Why men should read literary fiction
In a pair of bold new novels David Szalay and Charlie Porter take on modern masculinity

WRITING IN THE New Statesman recently, Jason Cowley lamented the sharp decline in prominence and influence of the literary novel over the past decades. He drew a comparison between the works of fiction shortlisted for the most recent Booker Prize, and those competing in 1997, when he was one of the judges, and Arundhati Roy won for her international bestseller, The God of Small Things. That was a time, Cowley felt, when literary novels were more urgent, more engaged with contemporary culture and society, and as a result more likely to attract a wide readership.
“[Now],” he wrote, “as I travel in and out of London most days, looking at people looking at their phones or watching video clips or movies, I am struck by the total irrelevance of the literary novel – certainly among men, especially younger men.”
He’s not wrong about that. As ever, the law of supply and demand applies. It is axiomatic that the fewer young men who buy and read literary novels, so the fewer literary novels will be published that might appeal to young men. The days that Cowley yearns for when the new Ian McEwan might be discussed over a pint with the same passionate intensity as politics or football, are so remote that even the most gifted writer of historical fiction might struggle to summon them for today’s reader.
But terrific literary novels are still being published that men, even young men – especially young men – should seek out. Because a good novel does something that a TV show or a podcast or a TikTok video never can. It takes you inside the thoughts and feelings of another person, gives you access to his or her hopes, fears, doubts, dreams and desires. A fully realised fictional character is, in this way, more real than even your closest friend. Hell, he or she is more real than you.
Two novels have been published in the past few weeks that I think young men (and older men) would get something from: David Szalay’s Flesh and Charlie Porter’s Nova Scotia House.
Szalay’s book we have already championed in Esquire.
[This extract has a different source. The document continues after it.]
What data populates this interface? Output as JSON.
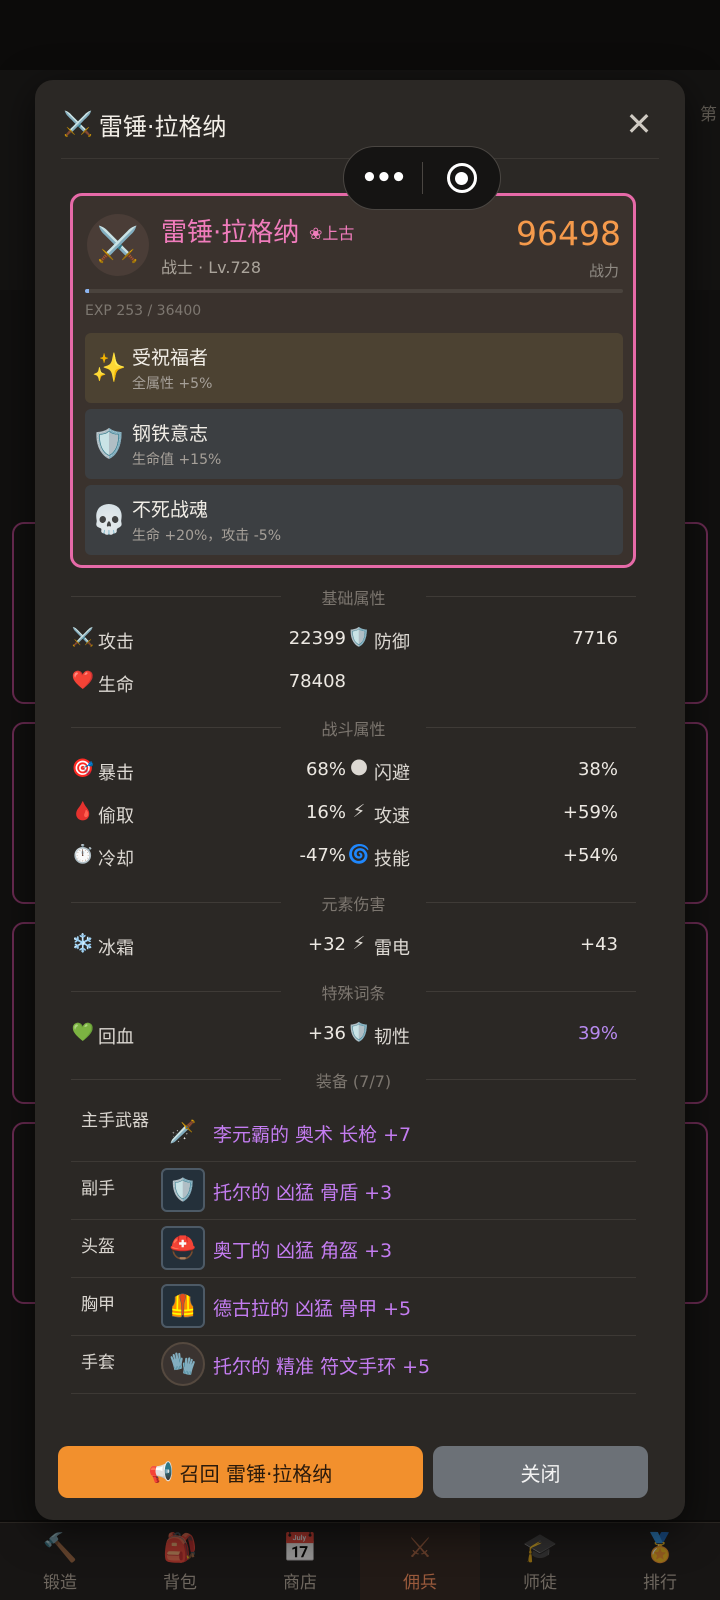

He is for my money the shrewdest writer on contemporary masculinity we have. Also, the funniest. Flesh follows its protagonist, István, from a Hungarian boyhood characterised by isolation, hardship, and misunderstanding to a London adulthood characterised by isolation, luxury, and misunderstanding. István endures violence, imprisonment, quite a lot of rather joyless sex, failures to connect, enormous wealth, and switchback turns of fortune. Written in Szalay’s boldly spare style, Flesh is as potent a portrait of the myth of free will as I can remember. It’s also a page-turner. You’ll race through it.
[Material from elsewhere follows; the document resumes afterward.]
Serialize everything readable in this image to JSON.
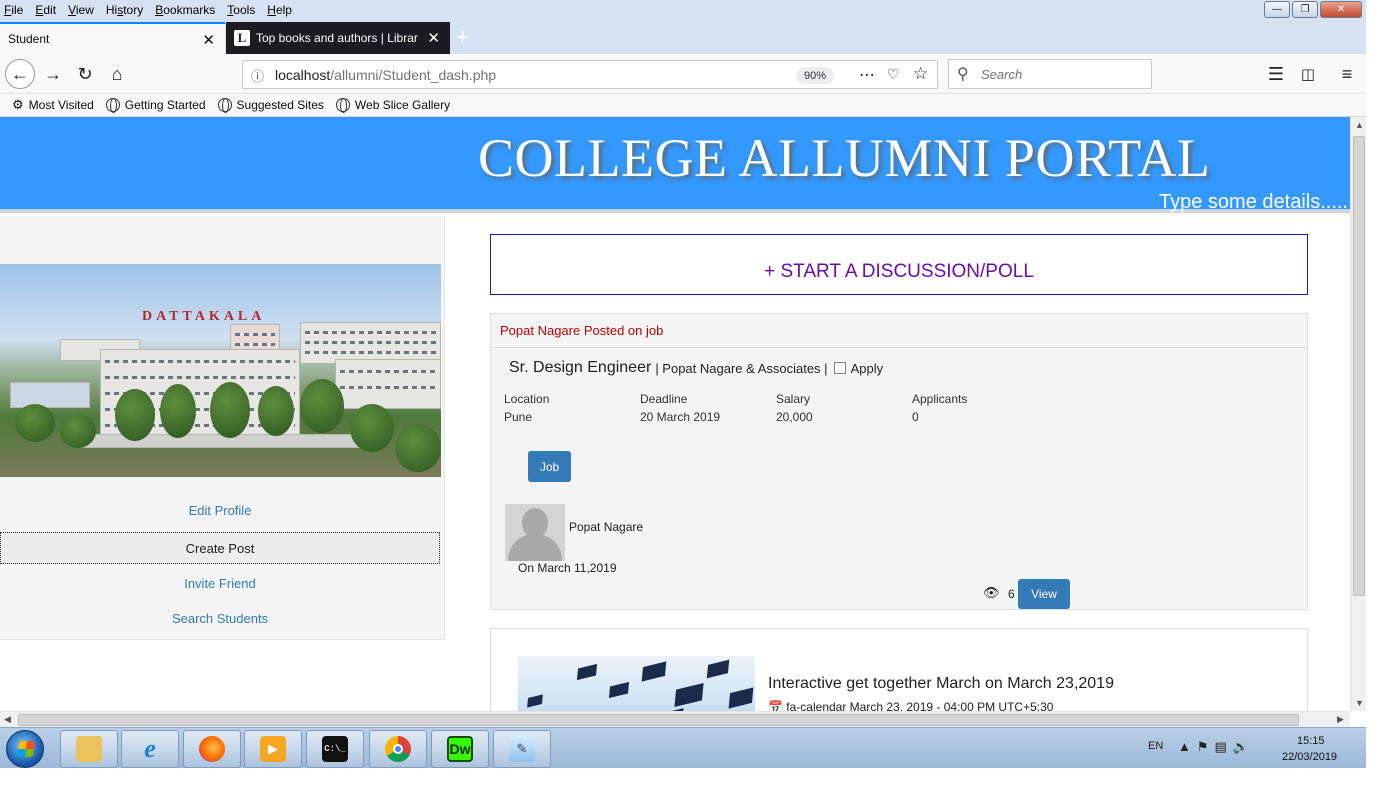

Unlike Szalay, Charlie Porter is a debut novelist. A former staffer at both Esquire and GQ, where I worked alongside him twenty years ago, he went on to a career as a fashion journalist before switching to books, publishing stylish works on fashion and art.
Nova Scotia House has a distinctive style, a sort of neo-modernist first-person stream of consciousness. (Porter has written before about the Bloomsbury group; he knows his Virginia Woolf.) I was uncertain about this for the first page or two but soon succumbed. It is a beautiful book, angry and elegiac, hopeful and romantic, and very moving, in which the narrator, 48-year-old Johnny, looks back on his relationship with the love of his life, Jerry, long since dead.
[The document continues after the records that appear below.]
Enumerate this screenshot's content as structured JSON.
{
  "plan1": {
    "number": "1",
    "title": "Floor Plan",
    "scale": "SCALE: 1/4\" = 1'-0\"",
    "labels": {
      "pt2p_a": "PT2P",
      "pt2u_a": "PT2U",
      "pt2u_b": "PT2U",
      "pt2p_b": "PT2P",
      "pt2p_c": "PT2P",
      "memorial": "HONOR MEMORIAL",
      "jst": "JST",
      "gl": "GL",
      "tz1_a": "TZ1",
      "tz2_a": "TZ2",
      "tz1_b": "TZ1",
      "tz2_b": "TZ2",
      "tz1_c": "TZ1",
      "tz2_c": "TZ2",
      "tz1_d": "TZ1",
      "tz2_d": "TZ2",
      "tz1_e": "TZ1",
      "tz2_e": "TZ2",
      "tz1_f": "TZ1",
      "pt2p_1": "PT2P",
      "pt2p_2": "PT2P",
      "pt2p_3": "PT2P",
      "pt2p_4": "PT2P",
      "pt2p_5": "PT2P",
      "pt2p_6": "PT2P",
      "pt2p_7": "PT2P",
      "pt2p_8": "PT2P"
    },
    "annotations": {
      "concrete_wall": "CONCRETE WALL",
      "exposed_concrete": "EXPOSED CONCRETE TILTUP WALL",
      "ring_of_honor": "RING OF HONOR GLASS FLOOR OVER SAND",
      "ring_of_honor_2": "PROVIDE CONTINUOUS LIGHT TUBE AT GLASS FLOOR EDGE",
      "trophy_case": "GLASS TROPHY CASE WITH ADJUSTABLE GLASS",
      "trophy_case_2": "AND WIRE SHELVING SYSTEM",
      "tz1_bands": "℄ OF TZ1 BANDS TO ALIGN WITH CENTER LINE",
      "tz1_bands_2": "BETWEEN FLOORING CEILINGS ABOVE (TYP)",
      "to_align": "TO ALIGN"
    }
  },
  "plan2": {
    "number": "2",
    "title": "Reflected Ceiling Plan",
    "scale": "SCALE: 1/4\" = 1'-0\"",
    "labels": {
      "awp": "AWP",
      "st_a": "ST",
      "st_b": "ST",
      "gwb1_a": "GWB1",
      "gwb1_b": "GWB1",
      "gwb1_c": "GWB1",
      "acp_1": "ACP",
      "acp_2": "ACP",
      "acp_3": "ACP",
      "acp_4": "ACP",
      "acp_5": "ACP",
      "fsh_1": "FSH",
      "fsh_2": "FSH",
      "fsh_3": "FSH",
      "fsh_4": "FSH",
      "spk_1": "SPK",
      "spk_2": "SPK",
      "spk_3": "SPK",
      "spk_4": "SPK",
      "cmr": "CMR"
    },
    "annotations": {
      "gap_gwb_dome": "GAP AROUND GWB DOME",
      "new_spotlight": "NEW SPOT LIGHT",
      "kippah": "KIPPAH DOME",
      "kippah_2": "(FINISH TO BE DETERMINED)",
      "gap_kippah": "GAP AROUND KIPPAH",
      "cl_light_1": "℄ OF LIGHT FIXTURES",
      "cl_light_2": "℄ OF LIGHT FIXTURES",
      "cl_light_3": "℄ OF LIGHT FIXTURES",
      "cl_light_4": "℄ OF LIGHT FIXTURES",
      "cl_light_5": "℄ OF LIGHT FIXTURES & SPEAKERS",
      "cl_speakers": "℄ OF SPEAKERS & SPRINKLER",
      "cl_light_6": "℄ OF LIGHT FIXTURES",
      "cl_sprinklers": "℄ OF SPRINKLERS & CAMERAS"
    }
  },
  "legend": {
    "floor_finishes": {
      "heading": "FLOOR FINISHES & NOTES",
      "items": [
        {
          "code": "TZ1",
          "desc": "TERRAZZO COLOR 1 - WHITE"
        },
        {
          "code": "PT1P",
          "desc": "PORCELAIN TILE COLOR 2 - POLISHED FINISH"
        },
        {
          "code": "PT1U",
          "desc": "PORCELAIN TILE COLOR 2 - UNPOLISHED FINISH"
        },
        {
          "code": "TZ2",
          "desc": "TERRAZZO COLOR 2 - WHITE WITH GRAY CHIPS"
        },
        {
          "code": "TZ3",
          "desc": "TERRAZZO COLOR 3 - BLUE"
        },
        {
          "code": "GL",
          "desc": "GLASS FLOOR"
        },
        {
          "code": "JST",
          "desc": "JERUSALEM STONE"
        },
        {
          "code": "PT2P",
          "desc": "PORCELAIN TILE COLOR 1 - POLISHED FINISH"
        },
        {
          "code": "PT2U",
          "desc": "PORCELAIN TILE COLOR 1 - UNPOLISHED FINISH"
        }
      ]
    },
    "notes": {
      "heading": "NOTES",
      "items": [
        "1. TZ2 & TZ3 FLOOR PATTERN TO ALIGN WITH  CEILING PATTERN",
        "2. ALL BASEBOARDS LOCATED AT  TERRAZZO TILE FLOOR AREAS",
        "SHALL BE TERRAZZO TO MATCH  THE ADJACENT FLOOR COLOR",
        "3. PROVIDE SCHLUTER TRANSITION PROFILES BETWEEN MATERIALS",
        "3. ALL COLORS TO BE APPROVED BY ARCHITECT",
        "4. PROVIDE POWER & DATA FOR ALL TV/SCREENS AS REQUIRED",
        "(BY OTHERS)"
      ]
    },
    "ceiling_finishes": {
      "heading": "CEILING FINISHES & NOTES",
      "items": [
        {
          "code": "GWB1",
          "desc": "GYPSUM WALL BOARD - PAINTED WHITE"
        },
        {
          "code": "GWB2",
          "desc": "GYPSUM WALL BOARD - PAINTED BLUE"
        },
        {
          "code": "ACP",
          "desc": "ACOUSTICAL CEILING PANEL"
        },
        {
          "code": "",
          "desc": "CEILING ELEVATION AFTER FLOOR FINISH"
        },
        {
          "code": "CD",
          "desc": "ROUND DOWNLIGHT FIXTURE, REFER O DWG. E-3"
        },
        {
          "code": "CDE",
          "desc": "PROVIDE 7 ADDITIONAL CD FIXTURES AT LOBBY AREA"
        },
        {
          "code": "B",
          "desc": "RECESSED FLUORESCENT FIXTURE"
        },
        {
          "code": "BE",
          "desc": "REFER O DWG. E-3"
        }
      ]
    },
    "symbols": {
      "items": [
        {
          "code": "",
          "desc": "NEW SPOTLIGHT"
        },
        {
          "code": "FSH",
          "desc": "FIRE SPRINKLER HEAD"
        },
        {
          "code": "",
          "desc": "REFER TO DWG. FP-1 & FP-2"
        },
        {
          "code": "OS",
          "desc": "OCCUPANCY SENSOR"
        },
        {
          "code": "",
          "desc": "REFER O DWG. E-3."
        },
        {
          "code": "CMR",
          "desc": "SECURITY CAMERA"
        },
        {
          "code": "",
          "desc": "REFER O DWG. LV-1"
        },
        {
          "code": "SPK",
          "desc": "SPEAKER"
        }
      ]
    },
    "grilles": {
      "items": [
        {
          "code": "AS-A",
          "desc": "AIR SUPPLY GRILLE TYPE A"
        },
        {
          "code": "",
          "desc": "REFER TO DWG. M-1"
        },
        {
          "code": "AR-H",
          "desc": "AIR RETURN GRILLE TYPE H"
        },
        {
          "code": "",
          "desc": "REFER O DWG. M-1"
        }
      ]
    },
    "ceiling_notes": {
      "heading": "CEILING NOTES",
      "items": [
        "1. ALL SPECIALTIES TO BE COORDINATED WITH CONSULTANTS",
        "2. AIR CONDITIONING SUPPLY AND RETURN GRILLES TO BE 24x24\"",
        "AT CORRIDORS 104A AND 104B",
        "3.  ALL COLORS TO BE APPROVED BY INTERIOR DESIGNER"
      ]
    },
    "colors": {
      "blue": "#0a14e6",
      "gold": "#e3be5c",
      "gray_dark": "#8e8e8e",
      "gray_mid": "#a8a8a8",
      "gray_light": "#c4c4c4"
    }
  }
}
Johnny and Jerry met in the early 1990s, when Johnny was 19, lost and lonely, and the charismatic Jerry was 45. In telling their story, set in a desolate, unnamed London, Porter summons the horror of the AIDS crisis — and shows that for many that crisis has not ended — and the fear and repression experienced by gay men, in visceral scenes of fear and suffering. But he also hymns the glories of queer life, pubs and clubs, sex and friendship, and a militant refusal to conform to the suffocating strictures of straight society.
This is muscular writing, and a reminder that when it’s done well a literary novel can take you to places you’ve never been and wouldn’t otherwise be able to go. Queer magic, as Jerry would say.